The Animated Series:

  • Executive Meddling: Not much, but still present. Eric turned out the way he did because of this.
  • Exiled from Continuity: It was one of the few Hasbro-related cartoons to not air on Discovery Family (formerly The Hub), as Disney owns the rights to the series.
  • Keep Circulating the Tapes: Wasn't released on DVD until 2005, thanks to a number of changes in ownership (Disney bought the series along with Marvel Productions' library from Fox as part of its purchase of Fox Family Worldwide Inc. in 2001). Said DVD went out of print several years later due to the distributor ceasing operations.
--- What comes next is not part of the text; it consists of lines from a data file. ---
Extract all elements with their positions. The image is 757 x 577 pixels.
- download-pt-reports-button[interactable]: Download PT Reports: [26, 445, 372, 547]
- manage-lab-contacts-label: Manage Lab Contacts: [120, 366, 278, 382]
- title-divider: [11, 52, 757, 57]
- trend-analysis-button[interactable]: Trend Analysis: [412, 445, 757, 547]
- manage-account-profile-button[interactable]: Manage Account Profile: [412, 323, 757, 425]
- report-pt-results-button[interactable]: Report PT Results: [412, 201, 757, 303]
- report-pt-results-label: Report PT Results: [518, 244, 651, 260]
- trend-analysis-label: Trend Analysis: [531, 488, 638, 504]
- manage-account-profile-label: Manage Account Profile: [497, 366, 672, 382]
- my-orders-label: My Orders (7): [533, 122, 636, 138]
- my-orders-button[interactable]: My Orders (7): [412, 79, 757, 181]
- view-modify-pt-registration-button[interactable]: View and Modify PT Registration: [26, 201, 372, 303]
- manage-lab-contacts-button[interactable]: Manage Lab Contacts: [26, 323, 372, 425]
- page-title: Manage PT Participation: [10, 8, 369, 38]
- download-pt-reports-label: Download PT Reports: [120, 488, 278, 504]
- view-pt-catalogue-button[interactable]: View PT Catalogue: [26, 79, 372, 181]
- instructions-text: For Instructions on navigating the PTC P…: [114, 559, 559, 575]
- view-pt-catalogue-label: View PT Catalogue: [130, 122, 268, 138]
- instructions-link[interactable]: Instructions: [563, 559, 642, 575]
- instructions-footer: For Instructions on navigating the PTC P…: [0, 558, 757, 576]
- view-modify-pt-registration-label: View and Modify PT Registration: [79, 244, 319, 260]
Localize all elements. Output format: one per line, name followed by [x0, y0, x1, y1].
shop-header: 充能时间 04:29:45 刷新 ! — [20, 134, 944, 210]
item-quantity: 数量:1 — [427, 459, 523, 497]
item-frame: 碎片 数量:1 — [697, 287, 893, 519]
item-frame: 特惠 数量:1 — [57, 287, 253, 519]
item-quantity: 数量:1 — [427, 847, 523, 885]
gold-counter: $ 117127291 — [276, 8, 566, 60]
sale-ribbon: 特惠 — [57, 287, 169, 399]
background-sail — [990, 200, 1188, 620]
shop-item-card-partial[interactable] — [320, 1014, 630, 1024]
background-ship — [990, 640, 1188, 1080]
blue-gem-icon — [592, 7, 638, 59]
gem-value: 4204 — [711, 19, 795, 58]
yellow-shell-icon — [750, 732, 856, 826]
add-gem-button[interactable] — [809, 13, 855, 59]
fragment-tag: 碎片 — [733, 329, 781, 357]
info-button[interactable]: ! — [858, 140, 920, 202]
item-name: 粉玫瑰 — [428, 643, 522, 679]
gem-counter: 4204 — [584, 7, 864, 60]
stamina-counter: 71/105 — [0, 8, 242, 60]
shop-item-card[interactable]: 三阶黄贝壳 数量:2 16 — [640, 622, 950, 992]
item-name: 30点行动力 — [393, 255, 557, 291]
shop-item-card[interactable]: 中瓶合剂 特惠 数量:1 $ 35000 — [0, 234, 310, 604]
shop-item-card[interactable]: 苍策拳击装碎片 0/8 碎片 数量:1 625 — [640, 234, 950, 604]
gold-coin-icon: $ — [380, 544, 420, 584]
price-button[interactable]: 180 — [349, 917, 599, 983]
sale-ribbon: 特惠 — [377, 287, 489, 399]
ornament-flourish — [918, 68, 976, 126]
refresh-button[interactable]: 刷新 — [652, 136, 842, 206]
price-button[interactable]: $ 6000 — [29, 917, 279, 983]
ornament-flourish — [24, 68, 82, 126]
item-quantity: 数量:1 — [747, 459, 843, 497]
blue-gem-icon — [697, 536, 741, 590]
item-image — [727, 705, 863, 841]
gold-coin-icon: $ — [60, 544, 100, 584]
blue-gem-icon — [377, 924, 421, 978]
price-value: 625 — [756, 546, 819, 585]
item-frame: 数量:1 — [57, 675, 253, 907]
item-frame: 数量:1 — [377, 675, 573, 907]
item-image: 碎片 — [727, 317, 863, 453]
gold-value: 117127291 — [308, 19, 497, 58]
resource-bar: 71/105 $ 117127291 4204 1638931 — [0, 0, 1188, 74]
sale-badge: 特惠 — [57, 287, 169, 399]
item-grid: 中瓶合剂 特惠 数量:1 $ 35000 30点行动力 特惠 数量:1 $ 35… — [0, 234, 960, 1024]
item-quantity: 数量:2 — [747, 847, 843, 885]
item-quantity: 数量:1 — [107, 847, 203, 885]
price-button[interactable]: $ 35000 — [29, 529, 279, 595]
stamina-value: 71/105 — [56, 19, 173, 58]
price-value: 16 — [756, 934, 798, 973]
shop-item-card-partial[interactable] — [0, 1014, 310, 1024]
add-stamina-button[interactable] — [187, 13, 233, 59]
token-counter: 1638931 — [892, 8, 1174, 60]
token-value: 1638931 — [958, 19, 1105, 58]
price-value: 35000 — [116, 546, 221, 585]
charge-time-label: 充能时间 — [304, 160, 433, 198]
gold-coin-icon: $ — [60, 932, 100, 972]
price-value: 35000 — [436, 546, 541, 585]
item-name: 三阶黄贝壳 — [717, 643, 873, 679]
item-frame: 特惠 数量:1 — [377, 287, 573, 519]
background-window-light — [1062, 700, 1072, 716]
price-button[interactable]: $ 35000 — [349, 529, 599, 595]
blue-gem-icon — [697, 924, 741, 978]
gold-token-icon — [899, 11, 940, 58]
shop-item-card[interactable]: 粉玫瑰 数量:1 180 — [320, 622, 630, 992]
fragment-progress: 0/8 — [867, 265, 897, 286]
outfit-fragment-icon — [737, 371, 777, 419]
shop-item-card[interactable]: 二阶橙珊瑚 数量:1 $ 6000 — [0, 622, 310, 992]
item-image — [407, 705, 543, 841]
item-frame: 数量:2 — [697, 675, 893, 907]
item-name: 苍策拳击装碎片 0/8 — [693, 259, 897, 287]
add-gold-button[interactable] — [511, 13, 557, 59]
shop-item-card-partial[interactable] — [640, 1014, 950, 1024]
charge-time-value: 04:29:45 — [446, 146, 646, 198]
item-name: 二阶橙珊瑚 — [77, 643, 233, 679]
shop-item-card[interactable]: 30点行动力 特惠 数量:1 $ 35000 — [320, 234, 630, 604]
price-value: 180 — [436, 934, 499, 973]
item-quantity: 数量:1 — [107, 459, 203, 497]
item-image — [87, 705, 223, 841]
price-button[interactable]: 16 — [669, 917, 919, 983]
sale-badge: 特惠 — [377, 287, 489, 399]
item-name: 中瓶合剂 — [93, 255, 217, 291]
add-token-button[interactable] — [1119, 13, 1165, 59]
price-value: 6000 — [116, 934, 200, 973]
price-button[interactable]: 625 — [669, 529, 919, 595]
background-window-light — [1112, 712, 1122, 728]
It's now available via Mill Creek Entertainment (though without any of the special features of the previous set).
  • Recursive Adaptation:
    • There were a few board games based on the animated series. They are not compatible with the tabletop game.
    • A DVD box set included a Dungeons & Dragons Third Edition Animated Series Handbook.
  • Screwed by the Lawyers: When BCI Eclipse first released the series on DVD in 2005, all of the original music was replaced with generic music due to Disney being unable to gain clearance for it. When Mill Creek re-released the set in 2009, all of the original music was restored.
  • What Could Have Been: The script for the unaired final episode.

The Pinball:

  • Prop Recycling: The "Magic Save" feature was originally used on Bally's BMX and Hardbody games, both designed by Ward Pemberton.